There's a really good Russian Hevy Metal song with that name. The chorus went something like:
Don't cry, don't regret and don't call
For weak is the whip, for willing the freedom
Carry your name to the light with a warm feeling
Ask the wind for the way
No more confusion and no more fear
Take all as it is and don't blame God or the Demon
<Awesome rhyming lost in translation>
Don't cry, don't regret and don't blame
Weak find the whip, willing find freedom
Towards the sun, carry your name
In warm hands you are given
Ask the wind for the way
Uncertainty's gone, your path will unravel
Accept all as it is and do not blame
God or the Devil
~Born to Live - Mavrik~
Second thoughts can generally be amended with judicious action; injudicious actions can seldom be recovered with second thoughts.
--Cyteen by C.J.Cherryh
Thanks indie, I know you love me
First of all, that post was kind of retarded. Mainly because I was extremely drunk when I posted it. But anyway, to shorten up in a better explanation, I do enjoy life... I have no desire to die or kill myself... absolutely none. But I have the ability to let go. I know that when I die, I will have a smile on my face. I know that when I die, my life will not remain left behind, unfulfilled.

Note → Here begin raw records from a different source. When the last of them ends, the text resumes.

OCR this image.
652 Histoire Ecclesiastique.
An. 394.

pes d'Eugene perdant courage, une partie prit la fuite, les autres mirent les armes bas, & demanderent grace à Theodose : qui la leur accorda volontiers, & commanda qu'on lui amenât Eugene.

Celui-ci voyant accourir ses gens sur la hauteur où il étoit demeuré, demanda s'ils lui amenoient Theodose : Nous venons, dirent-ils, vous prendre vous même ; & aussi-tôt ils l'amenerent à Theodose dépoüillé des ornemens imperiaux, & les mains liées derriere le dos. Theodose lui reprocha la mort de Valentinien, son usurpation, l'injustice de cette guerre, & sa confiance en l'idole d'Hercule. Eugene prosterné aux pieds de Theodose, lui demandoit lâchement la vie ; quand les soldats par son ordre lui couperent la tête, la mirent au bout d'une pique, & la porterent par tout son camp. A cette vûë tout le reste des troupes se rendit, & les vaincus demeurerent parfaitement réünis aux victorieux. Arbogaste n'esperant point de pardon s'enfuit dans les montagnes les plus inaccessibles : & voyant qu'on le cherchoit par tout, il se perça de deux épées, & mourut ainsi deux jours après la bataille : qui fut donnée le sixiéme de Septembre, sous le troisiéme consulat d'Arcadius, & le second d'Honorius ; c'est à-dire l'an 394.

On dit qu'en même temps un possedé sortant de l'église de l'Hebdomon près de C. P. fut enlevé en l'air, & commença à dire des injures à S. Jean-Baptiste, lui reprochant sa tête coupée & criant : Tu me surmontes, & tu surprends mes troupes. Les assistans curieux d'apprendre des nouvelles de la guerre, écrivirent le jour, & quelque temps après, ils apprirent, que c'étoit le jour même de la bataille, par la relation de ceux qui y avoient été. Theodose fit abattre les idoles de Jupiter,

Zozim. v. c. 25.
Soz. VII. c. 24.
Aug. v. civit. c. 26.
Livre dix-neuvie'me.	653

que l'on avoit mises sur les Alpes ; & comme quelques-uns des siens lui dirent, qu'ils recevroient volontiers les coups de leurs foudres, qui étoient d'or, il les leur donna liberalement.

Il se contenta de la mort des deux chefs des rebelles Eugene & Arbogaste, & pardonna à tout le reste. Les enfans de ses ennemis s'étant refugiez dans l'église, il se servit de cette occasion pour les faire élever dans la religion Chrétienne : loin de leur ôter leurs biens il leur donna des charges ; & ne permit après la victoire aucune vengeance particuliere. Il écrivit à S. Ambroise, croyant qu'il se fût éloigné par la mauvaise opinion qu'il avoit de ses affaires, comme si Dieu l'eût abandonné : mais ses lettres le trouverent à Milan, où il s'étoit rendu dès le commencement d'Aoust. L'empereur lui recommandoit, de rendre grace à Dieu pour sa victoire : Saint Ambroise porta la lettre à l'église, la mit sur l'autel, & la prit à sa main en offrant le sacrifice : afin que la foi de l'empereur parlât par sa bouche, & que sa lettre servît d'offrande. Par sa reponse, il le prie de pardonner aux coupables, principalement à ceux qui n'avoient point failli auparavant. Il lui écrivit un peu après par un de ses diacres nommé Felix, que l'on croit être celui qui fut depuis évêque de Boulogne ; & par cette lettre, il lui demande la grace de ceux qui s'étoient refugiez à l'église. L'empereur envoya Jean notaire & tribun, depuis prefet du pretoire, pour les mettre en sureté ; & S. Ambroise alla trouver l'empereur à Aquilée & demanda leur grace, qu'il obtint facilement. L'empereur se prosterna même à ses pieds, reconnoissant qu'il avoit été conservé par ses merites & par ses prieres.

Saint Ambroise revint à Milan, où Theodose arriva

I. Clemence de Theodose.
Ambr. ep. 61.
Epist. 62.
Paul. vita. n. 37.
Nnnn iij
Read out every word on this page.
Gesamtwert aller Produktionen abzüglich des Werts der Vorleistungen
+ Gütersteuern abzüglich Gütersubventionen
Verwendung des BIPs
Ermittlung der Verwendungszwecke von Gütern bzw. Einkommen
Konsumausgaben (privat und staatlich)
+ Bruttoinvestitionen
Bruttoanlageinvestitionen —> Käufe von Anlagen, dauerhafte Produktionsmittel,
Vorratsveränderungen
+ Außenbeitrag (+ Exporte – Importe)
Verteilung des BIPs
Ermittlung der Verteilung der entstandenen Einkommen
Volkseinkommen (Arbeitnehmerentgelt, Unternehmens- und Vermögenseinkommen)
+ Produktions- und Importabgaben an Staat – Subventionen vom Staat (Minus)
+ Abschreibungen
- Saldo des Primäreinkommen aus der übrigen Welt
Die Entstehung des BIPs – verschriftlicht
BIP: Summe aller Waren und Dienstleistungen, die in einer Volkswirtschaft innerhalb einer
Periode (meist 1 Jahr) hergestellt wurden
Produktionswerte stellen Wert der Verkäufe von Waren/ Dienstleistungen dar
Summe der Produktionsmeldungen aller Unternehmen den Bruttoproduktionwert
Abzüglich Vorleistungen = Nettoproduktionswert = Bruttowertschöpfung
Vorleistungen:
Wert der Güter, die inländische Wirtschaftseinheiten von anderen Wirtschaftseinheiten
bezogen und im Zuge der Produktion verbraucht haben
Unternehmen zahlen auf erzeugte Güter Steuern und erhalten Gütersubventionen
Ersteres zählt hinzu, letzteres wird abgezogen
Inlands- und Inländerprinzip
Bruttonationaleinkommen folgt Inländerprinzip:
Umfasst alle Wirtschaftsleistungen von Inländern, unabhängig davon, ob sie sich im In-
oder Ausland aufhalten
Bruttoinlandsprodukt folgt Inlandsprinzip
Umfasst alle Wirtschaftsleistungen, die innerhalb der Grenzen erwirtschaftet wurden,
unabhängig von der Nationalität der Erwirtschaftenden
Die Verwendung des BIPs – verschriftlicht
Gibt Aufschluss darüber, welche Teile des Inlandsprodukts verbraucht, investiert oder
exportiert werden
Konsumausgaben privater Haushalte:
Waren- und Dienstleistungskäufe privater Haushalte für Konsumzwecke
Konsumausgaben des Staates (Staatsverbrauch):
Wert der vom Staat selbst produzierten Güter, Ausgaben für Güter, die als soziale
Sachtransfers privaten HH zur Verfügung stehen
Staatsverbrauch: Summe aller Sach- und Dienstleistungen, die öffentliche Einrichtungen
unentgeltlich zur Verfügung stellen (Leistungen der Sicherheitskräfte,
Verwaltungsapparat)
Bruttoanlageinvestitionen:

Today has been a very rough day for me. I am going to post about it, and then I am going back to sleepy.
My shrink said something yesterday that keeps resonating with me. She said she wasn't telling me this to be depressing, but more to hammer home a point to me about finding love. She said at the end of the day, no matter if you're with someone or not, you're still alone, so to speak. Another person can contribute to your happiness, but can't be your happiness. You have to learn to be ok with you first.
"Tillsammans är man mindre ensam" -> "Together you are less alone" is sort of a saying over here. Maybe it applies.
Lipp what language is that? It looks beautiful. It looks kind of Germanic, and I understand a little bit of it, by the way.
Maybe it's latin. I have never seen it with the diarecis or however it's spelled.